2. Transforming the Response Variable.

An alternative method involves modifying the structure of the model by performing a transformation on the response variable, such as taking the natural logarithm (log) of the dependent variable. Log transformations often compress the scale of the variable, which can stabilize the variance of the residuals across the range of the predictor variables, thereby satisfying the homoscedasticity assumption.

3. Using Weighted Least Squares (WLS) Regression.

Weighted regression is a method that explicitly assigns a weight to each data point based on the estimated variance of its fitted value. The core principle is to give smaller weights to observations that exhibit higher variance, effectively minimizing their contribution to the squared residuals used in the estimation process. When the correct weights (inversely proportional to the estimated error variance) are determined and applied, weighted regression can effectively resolve the problem of heteroscedasticity and restore the OLS estimator to its BLUE status.

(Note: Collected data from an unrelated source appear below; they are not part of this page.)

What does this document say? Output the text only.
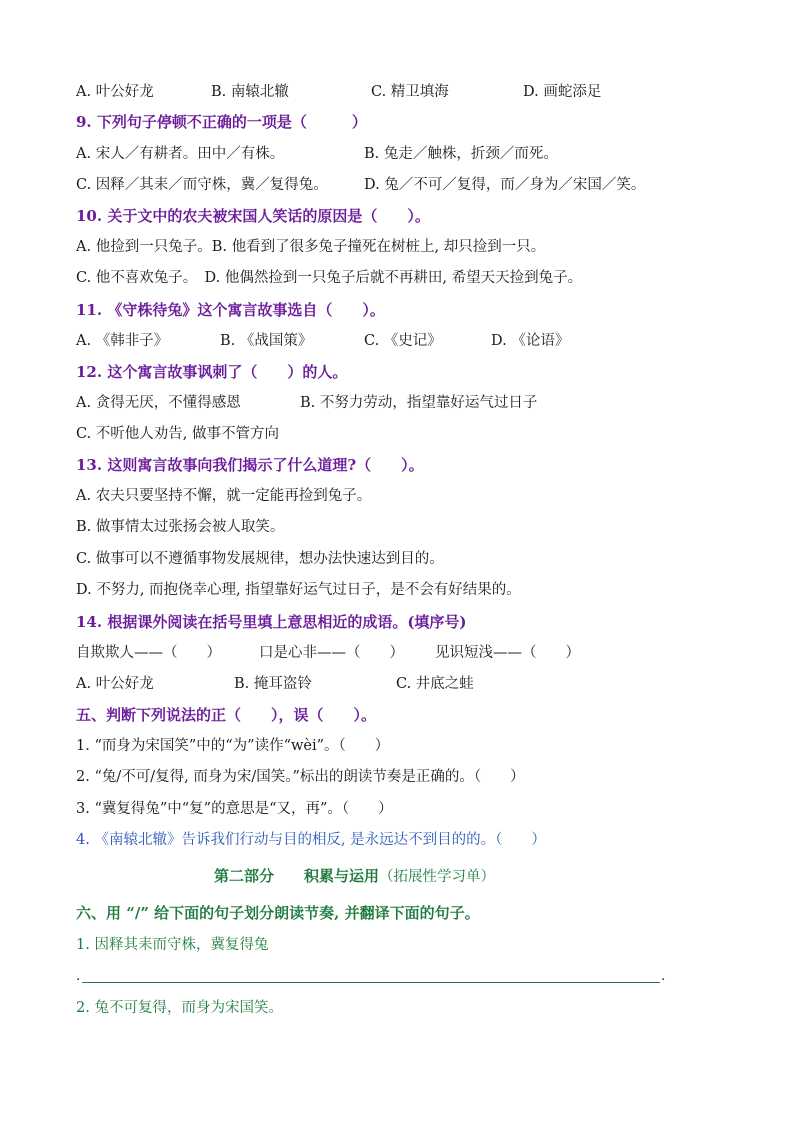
A. 叶公好龙	B. 南辕北辙	C. 精卫填海	D. 画蛇添足
9. 下列句子停顿不正确的一项是（　　　）
A. 宋人／有耕者。田中／有株。	B. 兔走／触株，折颈／而死。
C. 因释／其耒／而守株，冀／复得兔。 D. 兔／不可／复得，而／身为／宋国／笑。
10. 关于文中的农夫被宋国人笑话的原因是（　　）。
A. 他捡到一只兔子。B. 他看到了很多兔子撞死在树桩上, 却只捡到一只。
C. 他不喜欢兔子。　D. 他偶然捡到一只兔子后就不再耕田, 希望天天捡到兔子。
11. 《守株待兔》这个寓言故事选自（　　）。
A. 《韩非子》	B. 《战国策》	C. 《史记》	D. 《论语》
12. 这个寓言故事讽刺了（　　）的人。
A. 贪得无厌，不懂得感恩	B. 不努力劳动，指望靠好运气过日子
C. 不听他人劝告, 做事不管方向
13. 这则寓言故事向我们揭示了什么道理?（　　）。
A. 农夫只要坚持不懈，就一定能再捡到兔子。
B. 做事情太过张扬会被人取笑。
C. 做事可以不遵循事物发展规律，想办法快速达到目的。
D. 不努力, 而抱侥幸心理, 指望靠好运气过日子，是不会有好结果的。
14. 根据课外阅读在括号里填上意思相近的成语。(填序号)
自欺欺人——（　　）	口是心非——（　　） 见识短浅——（　　）
A. 叶公好龙	B. 掩耳盗铃	C. 井底之蛙
五、判断下列说法的正（　　），误（　　）。
1. “而身为宋国笑”中的“为”读作“wèi”。（　　）
2. “兔/不可/复得, 而身为宋/国笑。”标出的朗读节奏是正确的。（　　）
3. “冀复得兔”中“复”的意思是“又，再”。（　　）
4. 《南辕北辙》告诉我们行动与目的相反, 是永远达不到目的的。（　　）
第二部分　　积累与运用（拓展性学习单）
六、用 “/” 给下面的句子划分朗读节奏, 并翻译下面的句子。
1. 因释其耒而守株，冀复得兔
.	.
2. 兔不可复得，而身为宋国笑。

Conclusion on Diagnostic Testing

The successful application and interpretation of the Goldfeld-Quandt test are fundamental steps in validating the integrity of any linear regression analysis. By systematically checking for non-constant variance using this F-test based procedure, researchers ensure that their calculated standard errors and, consequently, their statistical inferences regarding variable significance are robust and reliable. Integrating such diagnostic testing into the standard workflow guarantees a higher quality of econometric modeling.